L’acteur n‘hésite pas à casser son image. Son Achab reprend bien évidemment beaucoup celui du livre mais le rend moins impulsif et plus glacial. Il faut le voir délivrer des tirades du genre « Ne parlez pas ainsi de blasphémer mon garçon ! J’attaquerai aussi le soleil si un jour il s’en prenait à moi ! ». Ou encore « L’avait vous vu matelots ? Son dos est comme une colline de neige !». Huston et Peck ne sont donc pas toujours très fidèles au Achab du livre dans certains petits détails, ils se l’approprient plus, mais en grande généralité il reste dans la lignée du personnage crée par Melville.
Peck est phénoménal. Son Achab est d’abord véritablement froid avant de gagner en hystérie et en folie tout le long du film. L’acteur se défigure littéralement tout au long de l’histoire.

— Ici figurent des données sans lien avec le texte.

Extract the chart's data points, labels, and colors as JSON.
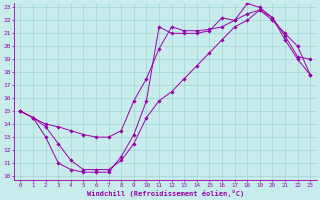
{
  "xlabel": "Windchill (Refroidissement éolien,°C)",
  "xlim": [
    -0.5,
    23.5
  ],
  "ylim": [
    9.7,
    23.3
  ],
  "yticks": [
    10,
    11,
    12,
    13,
    14,
    15,
    16,
    17,
    18,
    19,
    20,
    21,
    22,
    23
  ],
  "xticks": [
    0,
    1,
    2,
    3,
    4,
    5,
    6,
    7,
    8,
    9,
    10,
    11,
    12,
    13,
    14,
    15,
    16,
    17,
    18,
    19,
    20,
    21,
    22,
    23
  ],
  "bg_color": "#c8ecec",
  "grid_color": "#a0d4d4",
  "line_color": "#9900aa",
  "curve1_x": [
    0,
    1,
    2,
    3,
    4,
    5,
    6,
    7,
    8,
    9,
    10,
    11,
    12,
    13,
    14,
    15,
    16,
    17,
    18,
    19,
    20,
    21,
    22,
    23
  ],
  "curve1_y": [
    15.0,
    14.5,
    13.0,
    11.0,
    10.5,
    10.3,
    10.3,
    10.3,
    11.5,
    13.2,
    15.8,
    21.5,
    21.0,
    21.0,
    21.0,
    21.2,
    22.2,
    22.0,
    23.3,
    23.0,
    22.2,
    20.8,
    19.2,
    19.0
  ],
  "curve2_x": [
    0,
    1,
    2,
    3,
    4,
    5,
    6,
    7,
    8,
    9,
    10,
    11,
    12,
    13,
    14,
    15,
    16,
    17,
    18,
    19,
    20,
    21,
    22,
    23
  ],
  "curve2_y": [
    15.0,
    14.5,
    14.0,
    13.8,
    13.5,
    13.2,
    13.0,
    13.0,
    13.5,
    15.8,
    17.5,
    19.8,
    21.5,
    21.2,
    21.2,
    21.3,
    21.5,
    22.0,
    22.5,
    22.8,
    22.2,
    20.5,
    19.0,
    17.8
  ],
  "curve3_x": [
    0,
    1,
    2,
    3,
    4,
    5,
    6,
    7,
    8,
    9,
    10,
    11,
    12,
    13,
    14,
    15,
    16,
    17,
    18,
    19,
    20,
    21,
    22,
    23
  ],
  "curve3_y": [
    15.0,
    14.5,
    13.8,
    12.5,
    11.2,
    10.5,
    10.5,
    10.5,
    11.2,
    12.5,
    14.5,
    15.8,
    16.5,
    17.5,
    18.5,
    19.5,
    20.5,
    21.5,
    22.0,
    22.8,
    22.0,
    21.0,
    20.0,
    17.8
  ]
}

Personnellement je considère ce rôle comme l’une des meilleures prestations de Peck avec celle Des Clés du Royaume. Car l’acteur se démarque totalement des ses rôles habituels. Huston a d’ailleurs le chic pour pousser ses acteurs à agir ainsi. On se souvient qu’Humphrey Bogart se démarquait totalement des ses rôles précédents dans le Trésor de la Sierra Madre. Bref le pari était osé mais totalement réussi.

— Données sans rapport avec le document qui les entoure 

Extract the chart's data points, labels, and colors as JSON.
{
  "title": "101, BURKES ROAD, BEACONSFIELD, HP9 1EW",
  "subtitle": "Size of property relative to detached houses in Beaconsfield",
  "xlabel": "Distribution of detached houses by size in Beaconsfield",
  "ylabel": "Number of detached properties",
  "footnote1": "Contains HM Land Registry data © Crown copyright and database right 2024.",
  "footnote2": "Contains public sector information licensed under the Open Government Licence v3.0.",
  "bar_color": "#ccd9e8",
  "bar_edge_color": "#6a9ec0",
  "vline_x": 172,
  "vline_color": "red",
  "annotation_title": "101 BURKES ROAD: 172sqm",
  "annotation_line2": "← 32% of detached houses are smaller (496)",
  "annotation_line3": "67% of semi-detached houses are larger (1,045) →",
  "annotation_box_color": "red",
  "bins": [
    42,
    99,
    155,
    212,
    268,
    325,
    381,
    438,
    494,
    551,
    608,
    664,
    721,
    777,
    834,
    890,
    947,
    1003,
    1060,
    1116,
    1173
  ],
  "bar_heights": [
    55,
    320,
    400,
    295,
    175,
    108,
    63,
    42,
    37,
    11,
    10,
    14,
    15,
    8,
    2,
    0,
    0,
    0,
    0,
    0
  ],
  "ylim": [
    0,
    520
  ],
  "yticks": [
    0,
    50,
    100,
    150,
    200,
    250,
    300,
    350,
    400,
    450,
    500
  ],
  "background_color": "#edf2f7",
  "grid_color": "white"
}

On retient également la performance de Richard Basehart dans le rôle d’Ishmaël le narrateur. Sans transcender l’écran l’acteur livre une performance honnête. Son personnage diffère d’ailleurs beaucoup de celui du bouquin. Les Studios insisteront sans doute pour le rendre moins cynique et plus héroïque. A noter que dans le livre à partir du départ du Pequod Ishmaël se contente de raconter en tant qu’observateur et d’analyser les faits sans avoir vraiment de rapport avec le reste de l’équipage. Le film le voit donc plus interagir avec les différents personnages.
Moby Dick contient aussi son lot de scènes spectaculaires. Que ce soit les séquences de chasses à la baleine, la scène de la tempête avec l’apparition du feu Saint-Elme ou encore la bataille finale. L’aspect spectaculaire tient autant à la réalisation de Huston qu’à l’interprétation de Gregory Peck. Il n’est jamais gratuit et sert toujours le cheminement métaphysique de l’histoire.

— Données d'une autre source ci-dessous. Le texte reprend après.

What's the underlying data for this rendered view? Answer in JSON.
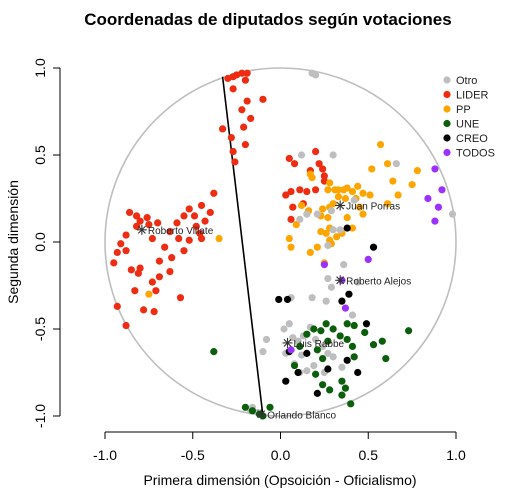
{
  "chart_data": {
    "type": "scatter",
    "title": "Coordenadas de diputados según votaciones",
    "xlabel": "Primera dimensión (Opsoición - Oficialismo)",
    "ylabel": "Segunda dimensión",
    "xlim": [
      -1.0,
      1.0
    ],
    "ylim": [
      -1.0,
      1.0
    ],
    "x_ticks": [
      "-1.0",
      "-0.5",
      "0.0",
      "0.5",
      "1.0"
    ],
    "y_ticks": [
      "-1.0",
      "-0.5",
      "0.0",
      "0.5",
      "1.0"
    ],
    "grid": false,
    "legend_position": "top-right",
    "colors": {
      "Otro": "#bebebe",
      "LIDER": "#ee2c12",
      "PP": "#ffa500",
      "UNE": "#0b5e0b",
      "CREO": "#000000",
      "TODOS": "#9b30ff",
      "circle": "#bebebe",
      "cutline": "#000000"
    },
    "legend": [
      "Otro",
      "LIDER",
      "PP",
      "UNE",
      "CREO",
      "TODOS"
    ],
    "unit_circle": true,
    "cutting_line": {
      "x": [
        -0.33,
        -0.1
      ],
      "y": [
        0.95,
        -1.0
      ]
    },
    "annotations": [
      {
        "label": "Roberto Villate",
        "x": -0.79,
        "y": 0.07
      },
      {
        "label": "Juan Porras",
        "x": 0.34,
        "y": 0.21
      },
      {
        "label": "Roberto Alejos",
        "x": 0.34,
        "y": -0.22
      },
      {
        "label": "Luis Rabbe",
        "x": 0.04,
        "y": -0.58
      },
      {
        "label": "Orlando Blanco",
        "x": -0.11,
        "y": -0.99
      }
    ],
    "series": [
      {
        "name": "LIDER",
        "points": [
          [
            -0.3,
            0.94
          ],
          [
            -0.27,
            0.95
          ],
          [
            -0.25,
            0.96
          ],
          [
            -0.22,
            0.97
          ],
          [
            -0.19,
            0.97
          ],
          [
            -0.2,
            0.93
          ],
          [
            -0.27,
            0.88
          ],
          [
            -0.19,
            0.81
          ],
          [
            -0.1,
            0.82
          ],
          [
            -0.22,
            0.76
          ],
          [
            -0.17,
            0.71
          ],
          [
            -0.21,
            0.66
          ],
          [
            -0.28,
            0.6
          ],
          [
            -0.27,
            0.52
          ],
          [
            -0.33,
            0.65
          ],
          [
            -0.2,
            0.56
          ],
          [
            -0.26,
            0.46
          ],
          [
            -0.38,
            0.28
          ],
          [
            -0.4,
            0.17
          ],
          [
            -0.45,
            0.21
          ],
          [
            -0.49,
            0.15
          ],
          [
            -0.43,
            0.12
          ],
          [
            -0.48,
            0.09
          ],
          [
            -0.46,
            0.05
          ],
          [
            -0.52,
            0.01
          ],
          [
            -0.58,
            0.02
          ],
          [
            -0.55,
            -0.05
          ],
          [
            -0.62,
            -0.09
          ],
          [
            -0.66,
            -0.03
          ],
          [
            -0.69,
            -0.11
          ],
          [
            -0.63,
            -0.17
          ],
          [
            -0.69,
            -0.2
          ],
          [
            -0.73,
            -0.23
          ],
          [
            -0.71,
            -0.28
          ],
          [
            -0.72,
            -0.4
          ],
          [
            -0.78,
            -0.39
          ],
          [
            -0.8,
            -0.15
          ],
          [
            -0.81,
            -0.18
          ],
          [
            -0.83,
            -0.28
          ],
          [
            -0.85,
            -0.16
          ],
          [
            -0.88,
            -0.05
          ],
          [
            -0.91,
            -0.01
          ],
          [
            -0.93,
            -0.06
          ],
          [
            -0.95,
            -0.12
          ],
          [
            -0.93,
            -0.37
          ],
          [
            -0.88,
            -0.48
          ],
          [
            -0.82,
            0.15
          ],
          [
            -0.86,
            0.17
          ],
          [
            -0.88,
            0.04
          ],
          [
            -0.82,
            0.09
          ],
          [
            -0.8,
            0.12
          ],
          [
            -0.75,
            0.1
          ],
          [
            -0.73,
            0.02
          ],
          [
            -0.7,
            0.11
          ],
          [
            -0.63,
            0.06
          ],
          [
            -0.59,
            0.11
          ],
          [
            -0.55,
            0.15
          ],
          [
            -0.52,
            0.19
          ],
          [
            -0.57,
            -0.32
          ],
          [
            -0.76,
            0.14
          ],
          [
            -0.45,
            0.02
          ],
          [
            0.22,
            0.45
          ],
          [
            0.2,
            0.52
          ],
          [
            0.17,
            0.41
          ],
          [
            0.15,
            0.29
          ],
          [
            0.13,
            0.22
          ],
          [
            0.11,
            0.3
          ],
          [
            0.08,
            0.45
          ],
          [
            0.06,
            0.29
          ],
          [
            0.07,
            0.2
          ],
          [
            0.06,
            0.13
          ],
          [
            0.03,
            0.27
          ],
          [
            0.24,
            0.42
          ],
          [
            0.25,
            0.35
          ],
          [
            0.25,
            0.38
          ],
          [
            0.2,
            0.3
          ],
          [
            0.05,
            0.48
          ]
        ]
      },
      {
        "name": "PP",
        "points": [
          [
            0.18,
            0.37
          ],
          [
            0.17,
            0.39
          ],
          [
            0.28,
            0.34
          ],
          [
            0.31,
            0.3
          ],
          [
            0.33,
            0.3
          ],
          [
            0.36,
            0.3
          ],
          [
            0.38,
            0.31
          ],
          [
            0.41,
            0.29
          ],
          [
            0.44,
            0.32
          ],
          [
            0.47,
            0.28
          ],
          [
            0.33,
            0.26
          ],
          [
            0.37,
            0.25
          ],
          [
            0.43,
            0.25
          ],
          [
            0.3,
            0.22
          ],
          [
            0.28,
            0.2
          ],
          [
            0.24,
            0.19
          ],
          [
            0.23,
            0.15
          ],
          [
            0.27,
            0.14
          ],
          [
            0.28,
            0.08
          ],
          [
            0.23,
            0.06
          ],
          [
            0.26,
            0.05
          ],
          [
            0.28,
            0.01
          ],
          [
            0.29,
            -0.01
          ],
          [
            0.32,
            0.03
          ],
          [
            0.35,
            0.05
          ],
          [
            0.38,
            0.14
          ],
          [
            0.41,
            0.08
          ],
          [
            0.47,
            0.16
          ],
          [
            0.45,
            0.2
          ],
          [
            0.51,
            0.27
          ],
          [
            0.52,
            0.42
          ],
          [
            0.57,
            0.56
          ],
          [
            0.61,
            0.45
          ],
          [
            0.64,
            0.35
          ],
          [
            0.67,
            0.27
          ],
          [
            0.75,
            0.33
          ],
          [
            0.78,
            0.41
          ],
          [
            0.61,
            0.22
          ],
          [
            0.12,
            0.21
          ],
          [
            0.16,
            0.18
          ],
          [
            0.09,
            0.1
          ],
          [
            0.05,
            0.02
          ],
          [
            0.06,
            -0.03
          ],
          [
            0.17,
            -0.06
          ],
          [
            0.21,
            -0.03
          ],
          [
            0.25,
            -0.12
          ],
          [
            -0.35,
            0.02
          ],
          [
            -0.75,
            -0.3
          ],
          [
            0.27,
            0.3
          ]
        ]
      },
      {
        "name": "Otro",
        "points": [
          [
            0.18,
            0.97
          ],
          [
            0.2,
            0.96
          ],
          [
            0.12,
            0.5
          ],
          [
            0.3,
            0.5
          ],
          [
            0.66,
            0.45
          ],
          [
            0.15,
            0.16
          ],
          [
            0.21,
            0.16
          ],
          [
            0.29,
            0.18
          ],
          [
            0.98,
            0.16
          ],
          [
            0.11,
            0.13
          ],
          [
            0.3,
            0.07
          ],
          [
            0.34,
            0.07
          ],
          [
            0.27,
            -0.02
          ],
          [
            0.36,
            -0.13
          ],
          [
            0.27,
            -0.21
          ],
          [
            0.29,
            -0.26
          ],
          [
            0.26,
            -0.34
          ],
          [
            0.18,
            -0.32
          ],
          [
            0.06,
            -0.32
          ],
          [
            0.05,
            -0.47
          ],
          [
            0.02,
            -0.5
          ],
          [
            0.07,
            -0.55
          ],
          [
            0.1,
            -0.57
          ],
          [
            0.13,
            -0.54
          ],
          [
            0.2,
            -0.56
          ],
          [
            0.24,
            -0.6
          ],
          [
            0.27,
            -0.64
          ],
          [
            0.3,
            -0.66
          ],
          [
            0.35,
            -0.72
          ],
          [
            0.12,
            -0.65
          ],
          [
            0.08,
            -0.7
          ],
          [
            0.19,
            -0.71
          ],
          [
            0.15,
            -0.74
          ],
          [
            0.11,
            -0.75
          ],
          [
            0.25,
            -0.75
          ],
          [
            -0.08,
            -0.56
          ],
          [
            -0.1,
            -0.63
          ],
          [
            -0.16,
            -0.95
          ],
          [
            -0.17,
            -0.97
          ],
          [
            -0.13,
            -0.98
          ],
          [
            0.03,
            -0.64
          ],
          [
            0.17,
            -0.49
          ],
          [
            0.41,
            -0.42
          ],
          [
            0.44,
            -0.23
          ],
          [
            0.42,
            0.24
          ]
        ]
      },
      {
        "name": "UNE",
        "points": [
          [
            -0.38,
            -0.63
          ],
          [
            -0.2,
            -0.95
          ],
          [
            -0.16,
            -0.97
          ],
          [
            -0.12,
            -0.99
          ],
          [
            -0.1,
            -1.0
          ],
          [
            -0.06,
            -0.95
          ],
          [
            0.08,
            -0.71
          ],
          [
            0.11,
            -0.6
          ],
          [
            0.15,
            -0.53
          ],
          [
            0.19,
            -0.5
          ],
          [
            0.23,
            -0.51
          ],
          [
            0.26,
            -0.47
          ],
          [
            0.3,
            -0.5
          ],
          [
            0.38,
            -0.47
          ],
          [
            0.42,
            -0.48
          ],
          [
            0.34,
            -0.54
          ],
          [
            0.38,
            -0.56
          ],
          [
            0.41,
            -0.6
          ],
          [
            0.48,
            -0.52
          ],
          [
            0.53,
            -0.59
          ],
          [
            0.58,
            -0.57
          ],
          [
            0.6,
            -0.67
          ],
          [
            0.73,
            -0.51
          ],
          [
            0.42,
            -0.66
          ],
          [
            0.27,
            -0.57
          ],
          [
            0.24,
            -0.67
          ],
          [
            0.2,
            -0.76
          ],
          [
            0.24,
            -0.82
          ],
          [
            0.28,
            -0.85
          ],
          [
            0.35,
            -0.8
          ],
          [
            0.37,
            -0.84
          ],
          [
            0.35,
            -0.88
          ],
          [
            0.4,
            -0.93
          ],
          [
            0.21,
            -0.62
          ]
        ]
      },
      {
        "name": "CREO",
        "points": [
          [
            -0.01,
            -0.33
          ],
          [
            0.04,
            -0.33
          ],
          [
            0.35,
            -0.34
          ],
          [
            0.39,
            -0.3
          ],
          [
            0.49,
            -0.47
          ],
          [
            0.53,
            -0.03
          ],
          [
            0.38,
            0.08
          ],
          [
            0.05,
            -0.63
          ],
          [
            0.15,
            -0.64
          ],
          [
            0.1,
            -0.75
          ],
          [
            0.27,
            -0.73
          ],
          [
            0.03,
            -0.8
          ],
          [
            0.21,
            -0.87
          ],
          [
            0.38,
            -0.68
          ],
          [
            0.44,
            -0.75
          ]
        ]
      },
      {
        "name": "TODOS",
        "points": [
          [
            0.88,
            0.42
          ],
          [
            0.92,
            0.3
          ],
          [
            0.9,
            0.2
          ],
          [
            0.88,
            0.12
          ],
          [
            0.84,
            0.25
          ],
          [
            0.5,
            -0.1
          ],
          [
            0.35,
            -0.22
          ],
          [
            0.25,
            -0.13
          ],
          [
            0.37,
            -0.38
          ],
          [
            0.06,
            -0.62
          ]
        ]
      }
    ]
  }
}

Pour ce qui est du fond le film reste fidèle à la vision de Melville. Moby Dick est une métaphore, un voyage initiatique. On est dans l’exemple parfait du voyage physique représentant le voyage effectué à l’intérieur. Moby Dick est un voyage au fond des ténèbres de l’âme humaine. On l’a souvent caricaturé à une réflexion blasphématoire sur la religion mais Moby Dick est une vraie réflexion sur l’homme et le monde en général. Sur ce point là une fois encore le film ne peut pas aller aussi loin que le livre qui est assez épais. Mais l’essentiel est là. On retient notamment l’une des phrases d’Achab « Où sont passés les meurtriers ? Qui les condamnera ? Alors que le juge suprême lui-même devrait passer en jugement ! »
Certes le film aurait été meilleur sans les directives des studios de l’époque qui tenait avant tout à livrer un grand film d’aventures. Et c’est ce qu’est Moby Dick tout en se doublant d’une réflexion et d’une dimension à la fois symbolique et métaphysique.
Des films de John Huston, Moby Dick est le plus injustement oublié. A mes yeux il fait partie de son top 5. Un film ambitieux et la meilleure adaptation du chef d‘œuvre littéraire de Melville. Un chef d’œuvre.